Matisse’s Grand Tour: Museums and Travel

I was just in New York a couple weekends ago, but now I want to go back, to see Matisse: Radical Invention, 1913-17 at the Museum of Modern Art.

This glowing New York Times review makes a return trip tempting, but what I liked most about it was the description of how Matisse “refueled with travel” at a point when he was beaten down by competition with Picasso. From 1910 to 1914, looking for inspiration, Matisse visited Germany, Russia, Spain and Morocco, touring museums and studying architecture. It worked. He returned to the canvas reinvigorated, churning out new masterpieces, including The Moroccans (above).

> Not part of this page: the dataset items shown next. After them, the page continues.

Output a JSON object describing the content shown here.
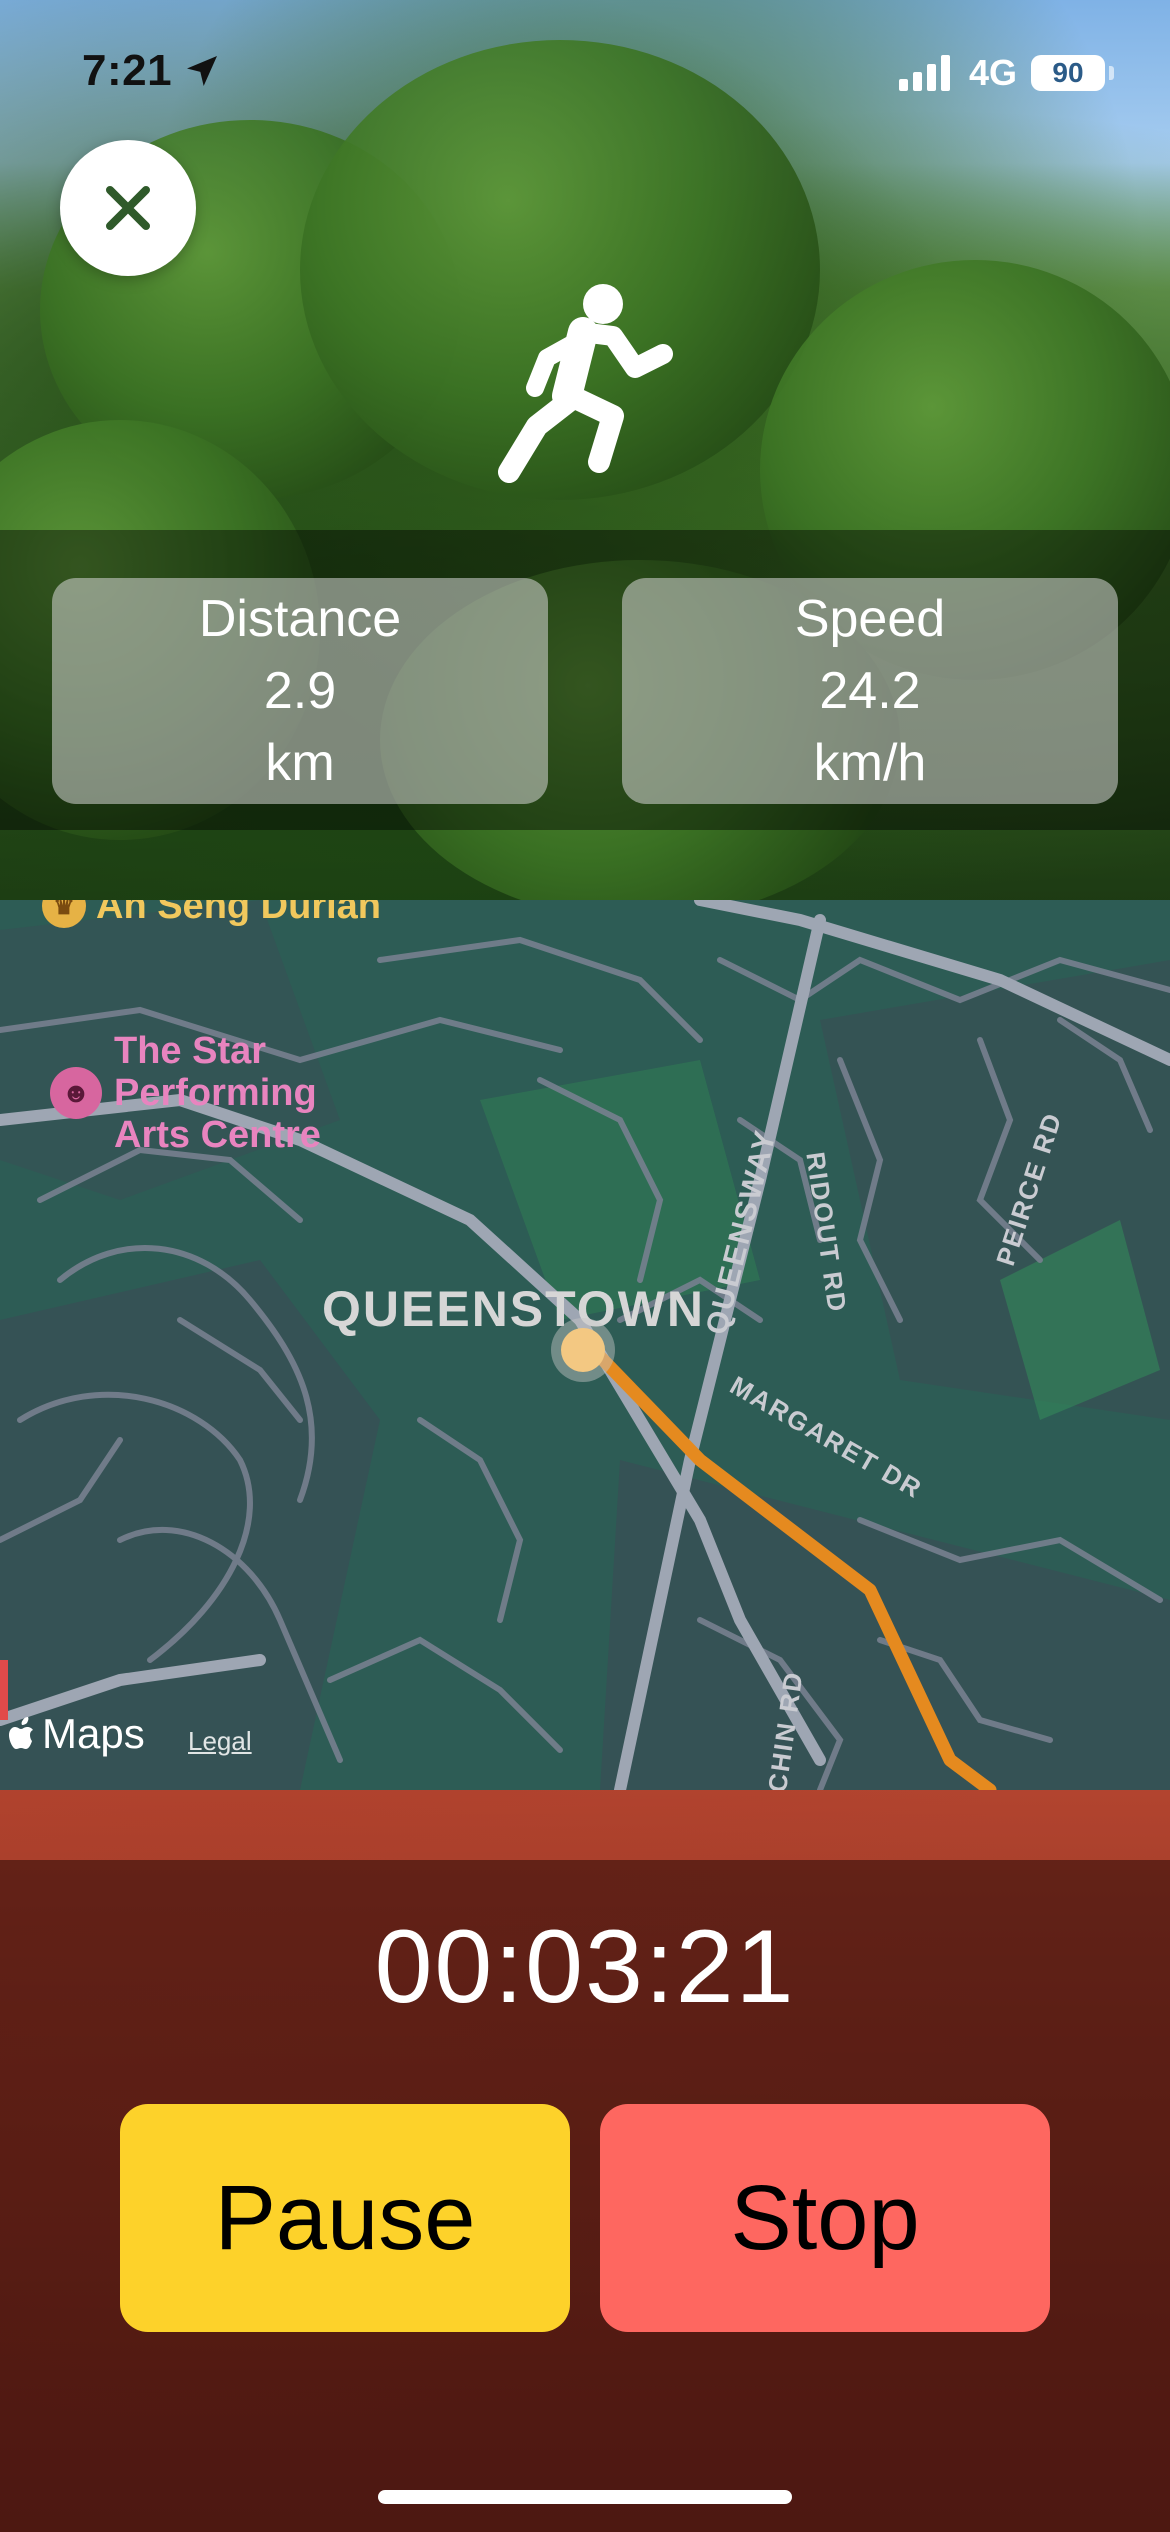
{
  "status_bar": {
    "time": "7:21",
    "network": "4G",
    "battery": "90",
    "icons": [
      "location-arrow-icon",
      "signal-icon",
      "battery-icon"
    ]
  },
  "header": {
    "close_icon": "close-icon",
    "activity_icon": "running-person-icon"
  },
  "stats": {
    "distance": {
      "title": "Distance",
      "value": "2.9",
      "unit": "km"
    },
    "speed": {
      "title": "Speed",
      "value": "24.2",
      "unit": "km/h"
    }
  },
  "map": {
    "poi_top": "An Seng Durian",
    "poi_theatre": [
      "The Star",
      "Performing",
      "Arts Centre"
    ],
    "area": "QUEENSTOWN",
    "roads": {
      "queensway": "QUEENSWAY",
      "ridout": "RIDOUT RD",
      "peirce": "PEIRCE RD",
      "margaret": "MARGARET DR",
      "chin": "CHIN RD"
    },
    "attribution": "Maps",
    "legal": "Legal",
    "colors": {
      "route": "#e58a1f",
      "position": "#f3c882"
    }
  },
  "workout": {
    "elapsed": "00:03:21",
    "pause_label": "Pause",
    "stop_label": "Stop"
  },
  "colors": {
    "pause": "#fdd22a",
    "stop": "#fe6760"
  }
}
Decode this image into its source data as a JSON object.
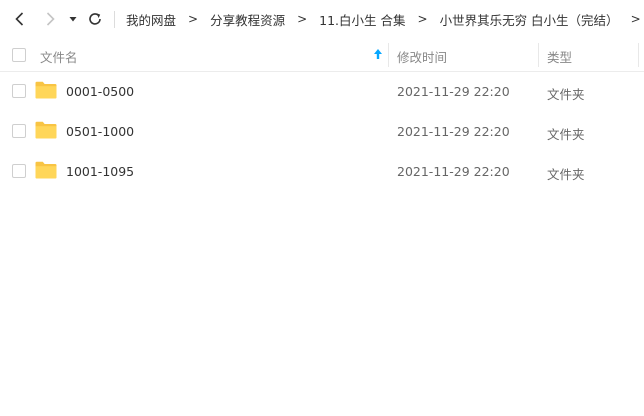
{
  "toolbar": {
    "icons": {
      "back": "chevron-left-icon",
      "forward": "chevron-right-icon",
      "history": "dropdown-arrow-icon",
      "refresh": "refresh-icon"
    },
    "breadcrumbs": [
      {
        "label": "我的网盘"
      },
      {
        "label": "分享教程资源"
      },
      {
        "label": "11.白小生 合集"
      },
      {
        "label": "小世界其乐无穷 白小生（完结）"
      }
    ],
    "separator": ">"
  },
  "header": {
    "name_label": "文件名",
    "modified_label": "修改时间",
    "type_label": "类型",
    "sort_icon": "sort-up-arrow-icon",
    "accent": "#06a7ff"
  },
  "files": [
    {
      "name": "0001-0500",
      "modified": "2021-11-29 22:20",
      "type": "文件夹"
    },
    {
      "name": "0501-1000",
      "modified": "2021-11-29 22:20",
      "type": "文件夹"
    },
    {
      "name": "1001-1095",
      "modified": "2021-11-29 22:20",
      "type": "文件夹"
    }
  ],
  "colors": {
    "folder": "#ffd659",
    "folder_tab": "#f8c444",
    "text": "#333333",
    "muted": "#888888"
  }
}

I see museums as a different sort of inspiration. They’re an intrinsic part of travel for me, and the ones I love most distill the mood or aesthetic of a city in a way I can’t grasp walking the streets. It’s about more than art. It can be in the light, the design, or how the viewing public behaves. Something about the culture is captured.

When I think about museums that do this successfully, a few surface immediately–those that I indelibly associate with their home cities and taught me something new besides. From my own travels, and excluding my hometown, my top five are:

Art Institute of Chicago, Chicago
National Palace Museum, Taipei
The Belvedere, Vienna
Tate Modern, London
Louisiana Museum of Modern Art, Copenhagen

One caveat: I’ve never been to Italy, and I’m certain a trip there would reshuffle the deck.